Question:
How to display large amounts of data in Excel?
LCatt
2012-07-25 04:05:58 UTC
Hi everyone!

I have a 15 minute presentation to give for my first post-university job interview on Monday (which is nerve-wracking enough!) but I am now facing a dilemma as to how to present the data for the presentation.

There are over 6000 pieces of data in each column that I have to analyse and demonstrate correlations. I would normally do this in a Scatter graph or Line Graph but as you can imagine this just looks like a big smudge with this amount of data!

Does anyone have any idea on how else to display this in chart form? Or how to minimise data?

Thank you so much!
Three answers:
Scrawny
2012-07-25 06:22:52 UTC
Pivot Tables and Pivot Charts may be the answer to your problem. This tool is very good at organizing summary reports and charts from large amounts of data. You don't have to create a bunch of complicated formulae as it is done for you.

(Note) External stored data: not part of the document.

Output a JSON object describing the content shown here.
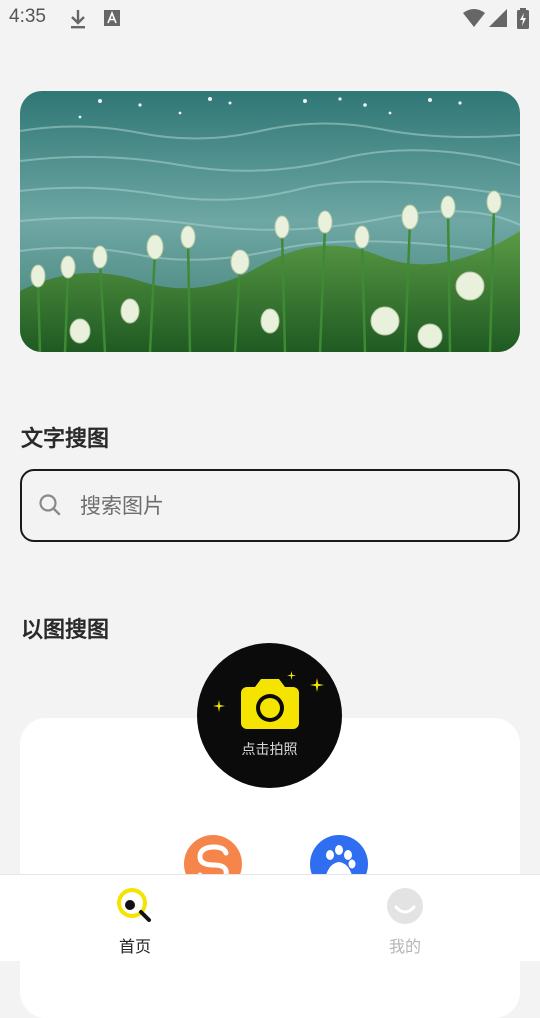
{
  "status_bar": {
    "time": "4:35"
  },
  "sections": {
    "text_search_title": "文字搜图",
    "image_search_title": "以图搜图"
  },
  "search": {
    "placeholder": "搜索图片",
    "value": ""
  },
  "camera": {
    "label": "点击拍照"
  },
  "bottom_nav": {
    "items": [
      {
        "label": "首页",
        "active": true
      },
      {
        "label": "我的",
        "active": false
      }
    ]
  },
  "colors": {
    "accent_yellow": "#f5e400",
    "background": "#f3f3f3",
    "sogou_orange": "#f5854a",
    "baidu_blue": "#2f6ef0"
  }
}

Click in your data, click on the Insert tab, click on Pivot Table down arrow and choose either the Pivot Table or Pivot Chart. You may even want to use both options to fully show your data.
elvegaro
2012-07-25 04:19:16 UTC
Given the amount of data I would consider representing the best fit as a clearly defined line, and then plot the scatter plot not as individual data points but as a light colored, semi-transparent area plot. As you say, the amount will smudge any points you attempt to put on such a plot anyway. This way you can still present the data visually.

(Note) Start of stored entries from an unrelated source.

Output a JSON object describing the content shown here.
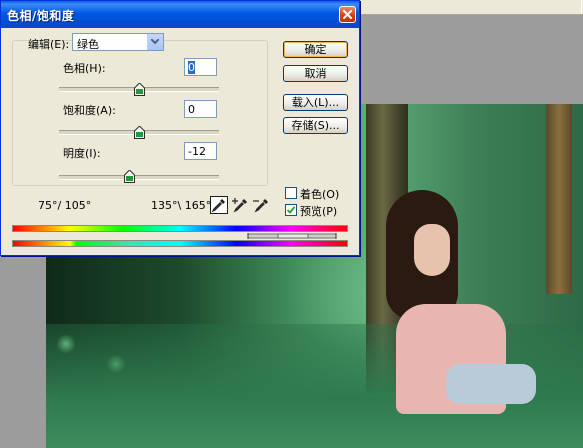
{
  "dialog": {
    "title": "色相/饱和度",
    "edit_label": "编辑(E):",
    "edit_value": "绿色",
    "hue_label": "色相(H):",
    "hue_value": "0",
    "saturation_label": "饱和度(A):",
    "saturation_value": "0",
    "lightness_label": "明度(I):",
    "lightness_value": "-12",
    "range_left": "75°/ 105°",
    "range_right": "135°\\ 165°",
    "buttons": {
      "ok": "确定",
      "cancel": "取消",
      "load": "载入(L)...",
      "save": "存储(S)..."
    },
    "colorize_label": "着色(O)",
    "preview_label": "预览(P)",
    "colorize_checked": false,
    "preview_checked": true
  },
  "sliders": {
    "hue_level": 0.5,
    "saturation_level": 0.5,
    "lightness_level": 0.44
  },
  "icons": [
    "close-icon",
    "dropdown-arrow-icon",
    "eyedropper-icon",
    "eyedropper-plus-icon",
    "eyedropper-minus-icon",
    "checkmark-icon"
  ],
  "colors": {
    "title_bar": "#0058e3",
    "dialog_bg": "#ece9d8",
    "close_button": "#d3441e"
  }
}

I generally avoid Excel for the plotting job and use Matlab for that. Excel is great for organizing the data in spreadsheets, but the graphing tools are... Unsatisfactory in my opinion. If Matlab was unavailable I would use Octave, which is open source and free.

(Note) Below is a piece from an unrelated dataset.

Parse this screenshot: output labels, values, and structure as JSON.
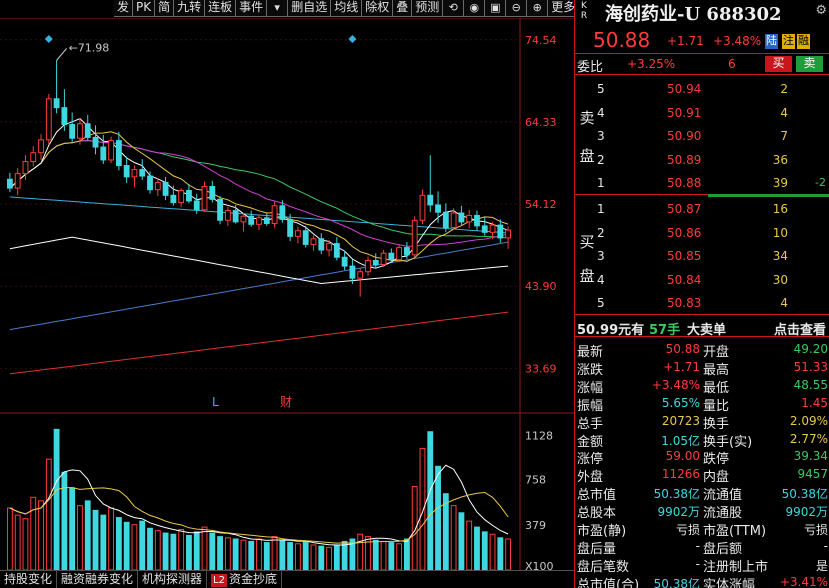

In fact I would say keep the spreadsheet, but look into using Excel in conjunction with either tool. If you are familiar with LaTeX and the tikz/pgf package I would suggest using Excel for the data source, Matlab for the treatment of said data and generation of the plot which you could then process through tikz/pgf for generation of the final result. Tikz/pgf can generate stunning publication quality graphics, but as it is more low-level than most people are comfortable with it may prove excessive if you are unfamiliar with LaTeX.

If you ARE familiar with it, this script will export from Matlab to tikz: http://www.mathworks.com/matlabcentral/fileexchange/22022
?
2016-05-18 06:09:35 UTC
lets see... you have 6 columns and 500 rows = 3000 elements say each element is oh say 6 bytes = 18K of data plus formating. Put it in a table which will add 28 bytes per column. See following example redgreenblue cinnamon3.14159 Washington data bytes in my example 3+5+4+8+7+10 = 37 = about 6 bytes per entry 28 bytes formatting = 77% overhead figure 65 bytes per row = 32k of data it would seem that the less formatting, the better. However, some browsers will load the entire table prior to displaying the 1st row. To allow for this you would probably wish to split the displayed data into say 10 tables of 50 rows each. The first 50 rows will appear faster within those browsers. You might just put the first 50 rows in one table and the remainder in a 2nd table. 500 rows is MANY screens of data. As such, this is a fairly strange request. How sure are you that you (or the customer) actually wants it done this way?